Delfine, Schwämme und kulturelle Weitergabe
Delfine jagen in trübem Wasser, indem sie rasch aufeinanderfolgende Klicklaute aussenden und auf die zurückkehrenden Echos achten. Das ist ein bemerkenswertes System – und das sogenannte „Sponging“-Verhalten zeigt, wie leicht es aus dem Tritt geraten kann.
Wenn Bootsmotoren dröhnen und menschliche Aktivität zunimmt, überdeckt der Lärm die schwachen Rückläufe, auf die Delfine angewiesen sind.
Kommt dann noch ein Schwamm über die Schnauze, wird das Signal zusätzlich verwaschen. Jeder weitere Geräuschpegel in der Umgebung kann eine ohnehin schwierige Jagd über den Punkt hinaus verschlechtern, an dem sie überhaupt noch funktioniert.
Genau deshalb sind ruhige Nahrungsgründe so wichtig. Für Delfine, die sich im Kern über Schall orientieren und ernähren, gilt: Was sie hören können, bestimmt, was sie fressen können.
Der Schwamm erzählt ausserdem eine grössere Geschichte: Ein einzelnes Werkzeug, das ein Delfin aufnimmt und weitergibt, prägt am Ende das Leben einer ganzen Familiengruppe. Es beeinflusst, was sie lernen, wo sie jagen und wie sie ihre Umwelt verstehen.

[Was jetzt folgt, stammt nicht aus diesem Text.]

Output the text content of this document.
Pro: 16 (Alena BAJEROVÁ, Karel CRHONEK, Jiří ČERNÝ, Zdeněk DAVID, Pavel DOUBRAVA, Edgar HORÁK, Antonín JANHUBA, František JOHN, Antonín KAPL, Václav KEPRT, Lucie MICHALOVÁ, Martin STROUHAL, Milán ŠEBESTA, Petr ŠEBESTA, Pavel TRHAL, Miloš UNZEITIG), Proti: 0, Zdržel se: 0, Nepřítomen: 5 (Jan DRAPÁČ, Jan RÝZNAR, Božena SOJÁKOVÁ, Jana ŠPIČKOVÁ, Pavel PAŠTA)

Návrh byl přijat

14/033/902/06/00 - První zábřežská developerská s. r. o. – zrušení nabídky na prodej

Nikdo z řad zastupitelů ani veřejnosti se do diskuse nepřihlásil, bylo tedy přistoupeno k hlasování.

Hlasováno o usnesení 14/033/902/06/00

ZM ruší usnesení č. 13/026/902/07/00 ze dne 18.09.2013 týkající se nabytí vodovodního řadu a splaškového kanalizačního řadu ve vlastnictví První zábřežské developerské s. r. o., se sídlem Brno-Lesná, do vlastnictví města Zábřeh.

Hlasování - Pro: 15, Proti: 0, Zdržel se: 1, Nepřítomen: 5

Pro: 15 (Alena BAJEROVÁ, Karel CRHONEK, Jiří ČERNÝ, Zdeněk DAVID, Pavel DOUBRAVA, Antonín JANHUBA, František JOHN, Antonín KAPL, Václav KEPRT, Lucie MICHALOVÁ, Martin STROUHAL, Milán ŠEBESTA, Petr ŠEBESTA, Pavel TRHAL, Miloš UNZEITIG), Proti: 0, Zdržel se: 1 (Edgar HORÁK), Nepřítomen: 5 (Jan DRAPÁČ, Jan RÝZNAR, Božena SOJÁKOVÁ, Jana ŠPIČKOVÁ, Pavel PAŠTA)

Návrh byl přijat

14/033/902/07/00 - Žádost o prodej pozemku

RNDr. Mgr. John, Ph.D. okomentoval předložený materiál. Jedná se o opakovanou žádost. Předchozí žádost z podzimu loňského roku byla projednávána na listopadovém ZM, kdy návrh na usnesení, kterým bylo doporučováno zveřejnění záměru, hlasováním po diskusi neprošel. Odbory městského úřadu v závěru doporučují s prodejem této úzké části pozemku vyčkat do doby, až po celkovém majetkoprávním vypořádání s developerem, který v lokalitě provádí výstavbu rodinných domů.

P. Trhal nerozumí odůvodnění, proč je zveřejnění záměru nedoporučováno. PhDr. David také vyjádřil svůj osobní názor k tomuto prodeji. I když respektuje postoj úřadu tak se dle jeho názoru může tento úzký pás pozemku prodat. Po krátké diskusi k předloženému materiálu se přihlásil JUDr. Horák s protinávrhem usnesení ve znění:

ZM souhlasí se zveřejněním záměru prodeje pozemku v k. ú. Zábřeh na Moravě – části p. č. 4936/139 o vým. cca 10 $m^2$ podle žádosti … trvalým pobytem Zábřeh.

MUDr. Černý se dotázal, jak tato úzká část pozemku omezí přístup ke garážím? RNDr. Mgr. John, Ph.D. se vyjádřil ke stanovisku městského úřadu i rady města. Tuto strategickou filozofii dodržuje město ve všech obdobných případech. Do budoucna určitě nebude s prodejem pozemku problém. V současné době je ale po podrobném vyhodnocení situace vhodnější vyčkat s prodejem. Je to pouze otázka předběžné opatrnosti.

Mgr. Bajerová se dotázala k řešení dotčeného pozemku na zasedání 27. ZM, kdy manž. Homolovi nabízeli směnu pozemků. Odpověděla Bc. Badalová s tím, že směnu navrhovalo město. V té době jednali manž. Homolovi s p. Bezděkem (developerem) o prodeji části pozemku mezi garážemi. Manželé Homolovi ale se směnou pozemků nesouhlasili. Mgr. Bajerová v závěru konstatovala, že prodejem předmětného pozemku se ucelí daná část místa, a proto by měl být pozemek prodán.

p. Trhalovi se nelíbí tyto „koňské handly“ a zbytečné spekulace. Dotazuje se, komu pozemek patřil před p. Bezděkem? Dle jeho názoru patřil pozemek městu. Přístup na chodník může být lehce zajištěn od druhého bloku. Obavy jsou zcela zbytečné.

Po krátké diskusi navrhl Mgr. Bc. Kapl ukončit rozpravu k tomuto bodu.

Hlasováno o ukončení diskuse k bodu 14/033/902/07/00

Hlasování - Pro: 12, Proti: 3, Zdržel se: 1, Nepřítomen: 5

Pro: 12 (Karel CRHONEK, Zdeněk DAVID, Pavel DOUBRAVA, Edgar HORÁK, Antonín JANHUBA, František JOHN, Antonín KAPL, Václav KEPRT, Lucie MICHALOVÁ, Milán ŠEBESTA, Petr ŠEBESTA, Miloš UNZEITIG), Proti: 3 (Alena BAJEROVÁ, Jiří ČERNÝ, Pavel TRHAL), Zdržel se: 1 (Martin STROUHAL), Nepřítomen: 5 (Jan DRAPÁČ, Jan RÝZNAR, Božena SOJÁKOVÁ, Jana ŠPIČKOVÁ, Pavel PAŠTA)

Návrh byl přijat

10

Viele Fragen sind weiterhin offen. Warum entscheiden sich manche Delfine für bestimmte Schwämme und nicht für andere? Und während der Ozean von Jahr zu Jahr lauter wird: Welche Jäger werden weiter erfolgreich sein – und welche geraten ins Hintertreffen?
An diesen Fragen werden die Forschenden als Nächstes anknüpfen.